In the fall the columns of Little Bluestem turn to a beautiful bronze, standing tall throughout the winter snow.
Maintenance:
Weeding. The first two years are really important, so try to weed every few weeks and pull out even the tiniest weeds each time. If weeds get too big, their big roots pulls up clumps of large clumps of dirt and it wrecks the mulch layer. Watch for weedy grasses that seem to be spreading underground inches or feet at a time—these are particularly difficult weeds to keep under control (all of the grasses or sedges stay in clumps and don’t spread underground).
Watering. If you used 3 inches of wood mulch, you’ll probably only need to water twice a week for a 4-6 weeks after planting and then never again! But always be sure to watch for wilting leaves. Never water every day, and always check the soil moisture under the mulch with your finger before deciding if they need water or not. We have never needed to water a native plant garden after the first year of establishment!
Trimming. At the end of the year you can leave all of the stems over winter. Birds will continue to eat the seeds of Dotted Blazing Star and Narrow Leaf Coneflower into early winter. Bees and insect larvae overwinter in stems. The foliage provides winter interest as it sticks out of the snow. You can also choose to cut things back or mow everything down in fall or spring. Cutting things down allows more sun to reach the ground and plant crowns, warming things up faster in the spring and making things re-sprout earlier.
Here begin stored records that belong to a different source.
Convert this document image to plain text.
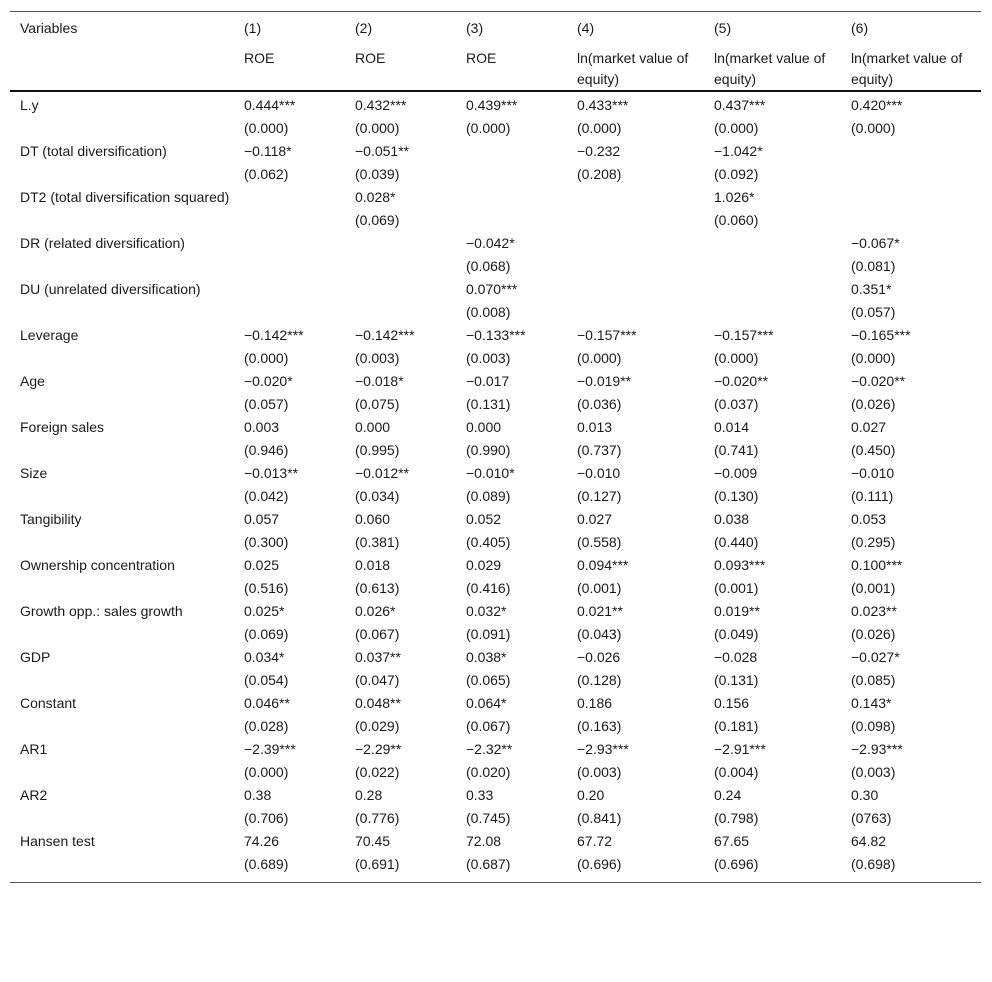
Variables	(1)	(2)	(3)	(4)	(5)	(6)
	ROE	ROE	ROE	ln(market value of equity)	ln(market value of equity)	ln(market value of equity)
L.y	0.444***	0.432***	0.439***	0.433***	0.437***	0.420***
	(0.000)	(0.000)	(0.000)	(0.000)	(0.000)	(0.000)
DT (total diversification)	−0.118*	−0.051**		−0.232	−1.042*	
	(0.062)	(0.039)		(0.208)	(0.092)	
DT2 (total diversification squared)		0.028*			1.026*	
		(0.069)			(0.060)	
DR (related diversification)			−0.042*			−0.067*
			(0.068)			(0.081)
DU (unrelated diversification)			0.070***			0.351*
			(0.008)			(0.057)
Leverage	−0.142***	−0.142***	−0.133***	−0.157***	−0.157***	−0.165***
	(0.000)	(0.003)	(0.003)	(0.000)	(0.000)	(0.000)
Age	−0.020*	−0.018*	−0.017	−0.019**	−0.020**	−0.020**
	(0.057)	(0.075)	(0.131)	(0.036)	(0.037)	(0.026)
Foreign sales	0.003	0.000	0.000	0.013	0.014	0.027
	(0.946)	(0.995)	(0.990)	(0.737)	(0.741)	(0.450)
Size	−0.013**	−0.012**	−0.010*	−0.010	−0.009	−0.010
	(0.042)	(0.034)	(0.089)	(0.127)	(0.130)	(0.111)
Tangibility	0.057	0.060	0.052	0.027	0.038	0.053
	(0.300)	(0.381)	(0.405)	(0.558)	(0.440)	(0.295)
Ownership concentration	0.025	0.018	0.029	0.094***	0.093***	0.100***
	(0.516)	(0.613)	(0.416)	(0.001)	(0.001)	(0.001)
Growth opp.: sales growth	0.025*	0.026*	0.032*	0.021**	0.019**	0.023**
	(0.069)	(0.067)	(0.091)	(0.043)	(0.049)	(0.026)
GDP	0.034*	0.037**	0.038*	−0.026	−0.028	−0.027*
	(0.054)	(0.047)	(0.065)	(0.128)	(0.131)	(0.085)
Constant	0.046**	0.048**	0.064*	0.186	0.156	0.143*
	(0.028)	(0.029)	(0.067)	(0.163)	(0.181)	(0.098)
AR1	−2.39***	−2.29**	−2.32**	−2.93***	−2.91***	−2.93***
	(0.000)	(0.022)	(0.020)	(0.003)	(0.004)	(0.003)
AR2	0.38	0.28	0.33	0.20	0.24	0.30
	(0.706)	(0.776)	(0.745)	(0.841)	(0.798)	(0763)
Hansen test	74.26	70.45	72.08	67.72	67.65	64.82
	(0.689)	(0.691)	(0.687)	(0.696)	(0.696)	(0.698)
Mulching. If you use 3 inches of wood mulch to start and make sure you pull weeds when they are very small so their roots don’t wreck the mulch layer when pulled, you shouldn’t have to mulch again—the wood mulch will stay intact as the native plants mature and spread over the years. As the native plants get bigger, especially the grasses and sedges, their leaves will create a natural mulch layer at the end of each season.